Democracy now! Not now? OK, how about later?
No one is trying to take away a hunter's right to shoot a badger, bear, beaver, bobcat, brant, coot, coyote, crow, deer, duck, elk, fisher, Florida gallinule, fox, goose, hare, Hungarian partridge, marten, mink, moose, muskrat, opossum, otter, pheasant, quail, rabbit, raccoon, ruffled grouse, sharptailed grouse, skunk, snipe, sora rail, squirrel, weasel, wild turkey, woodchuck, woodcock, or Virginia rail. But if Proposal 3 goes down to defeat, the mourning dove will go scot-free.
Walking out of a marriage on the high plains has never been easier. This ballot initiative would strip judges of the right to make most custody decisions: Joint physical and legal custody would become the default arrangement. The measure elaborates, the "court [would] becom[e] involved only if parents do not agree on a plan." This dictate to resolve custody disputes outside the court system has drawn ridicule. As one activist told Bismarck newspaper columnist Lloyd Olmdahl, "If the parents could cooperate and get along enough to make big decisions like this on their own, then they probably wouldn't get a divorce in the first place."
Are you a hands-off father? A father who doesn't know his child's bedtime? A father who doesn't know his child's name? North Dakota doesn't mind. A parent would enjoy joint custody, the initiative argues, "unless first declared unfit based on clear and convincing evidence." The ballot measure does not enumerate how many bruises that would be.
South Dakota's Amendment E aspires to overturn the rule of law. You heard that right: the rule of law! The Judicial Accountability Initiative Law would empanel a grand jury of citizens, who would be selected at random and financed through a surtax on judges' salaries. This posse--um, jury--would hear appeals against legal decisions and would be authorized to waive judicial immunity. Judges, juries, city councils, and school boards would then be subject to fines and criminal charges. A simple majority of the 13 lay jurists would decide these appeals--and levy indictments--and the burden of proof would be on the judge to defend his contested decision.

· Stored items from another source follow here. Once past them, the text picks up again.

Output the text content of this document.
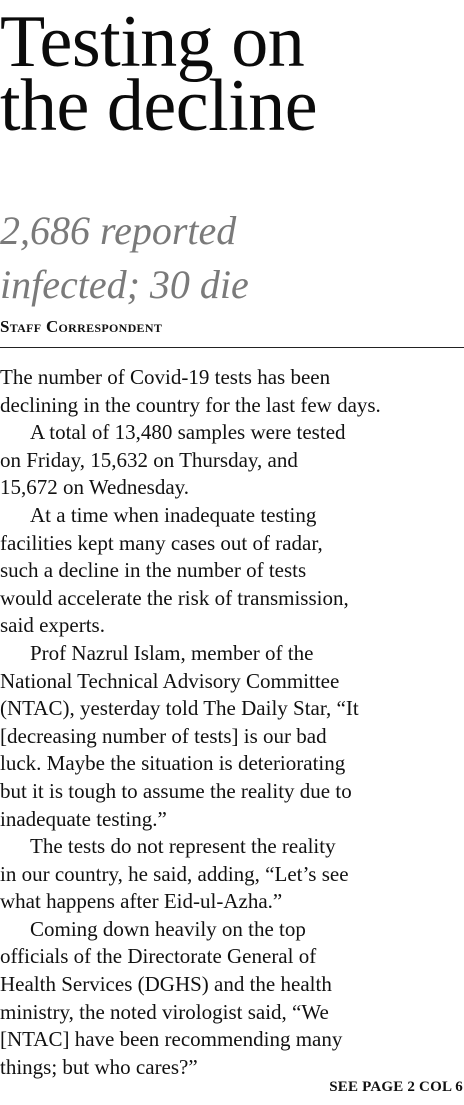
Testing on
the decline
2,686 reported
infected; 30 die
Staff Correspondent
The number of Covid-19 tests has been
declining in the country for the last few days.
A total of 13,480 samples were tested
on Friday, 15,632 on Thursday, and
15,672 on Wednesday.
At a time when inadequate testing
facilities kept many cases out of radar,
such a decline in the number of tests
would accelerate the risk of transmission,
said experts.
Prof Nazrul Islam, member of the
National Technical Advisory Committee
(NTAC), yesterday told The Daily Star, “It
[decreasing number of tests] is our bad
luck. Maybe the situation is deteriorating
but it is tough to assume the reality due to
inadequate testing.”
The tests do not represent the reality
in our country, he said, adding, “Let’s see
what happens after Eid-ul-Azha.”
Coming down heavily on the top
officials of the Directorate General of
Health Services (DGHS) and the health
ministry, the noted virologist said, “We
[NTAC] have been recommending many
things; but who cares?”
SEE PAGE 2 COL 6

The author of Amendment E is a Californian, Ron Branson, who has failed on multiple occasions to squeeze the Judicial Accountability Initiative Law onto that state's ballot. Its local backer, ag equipment manufacturer Bill Stegmeier, is an income tax opponent and a 9/11 conspiracy theorist. (Beyond Stegmeier, most of its funding comes from out of state; according to the J.A.I.L. website, no other South Dakotan has given more than $200 to the cause.) Both Branson and Stegmeier speak contemptuously of extensive corruption in the judiciary. In a crowning punitive act, the amendment would apply retroactively.
Amendment E's brazen populism can't help but appeal to a person's inner anarchist--or his inner mob member. It also seems to appeal to the average South Dakotan: A Zogby poll commissioned by J.A.I.L.'s backers found voters support the measure by a 3 to 1 ratio.
While many educators debate the merits of switching to a year-round school schedule, the Save Our South Dakota Summers movement have had enough of book-learnin'. Specifically, Measure 3 would ban all public schools from opening before August 31. Supporters of the measure cite the benefits of "more family time for vacations, Bible school, 4-H activities and summer recreation"--but make no mention of late-summer keggers, shot-gun toting joy-rides, and animal buggery. Regulating those behaviors may have to wait for the 2008 election.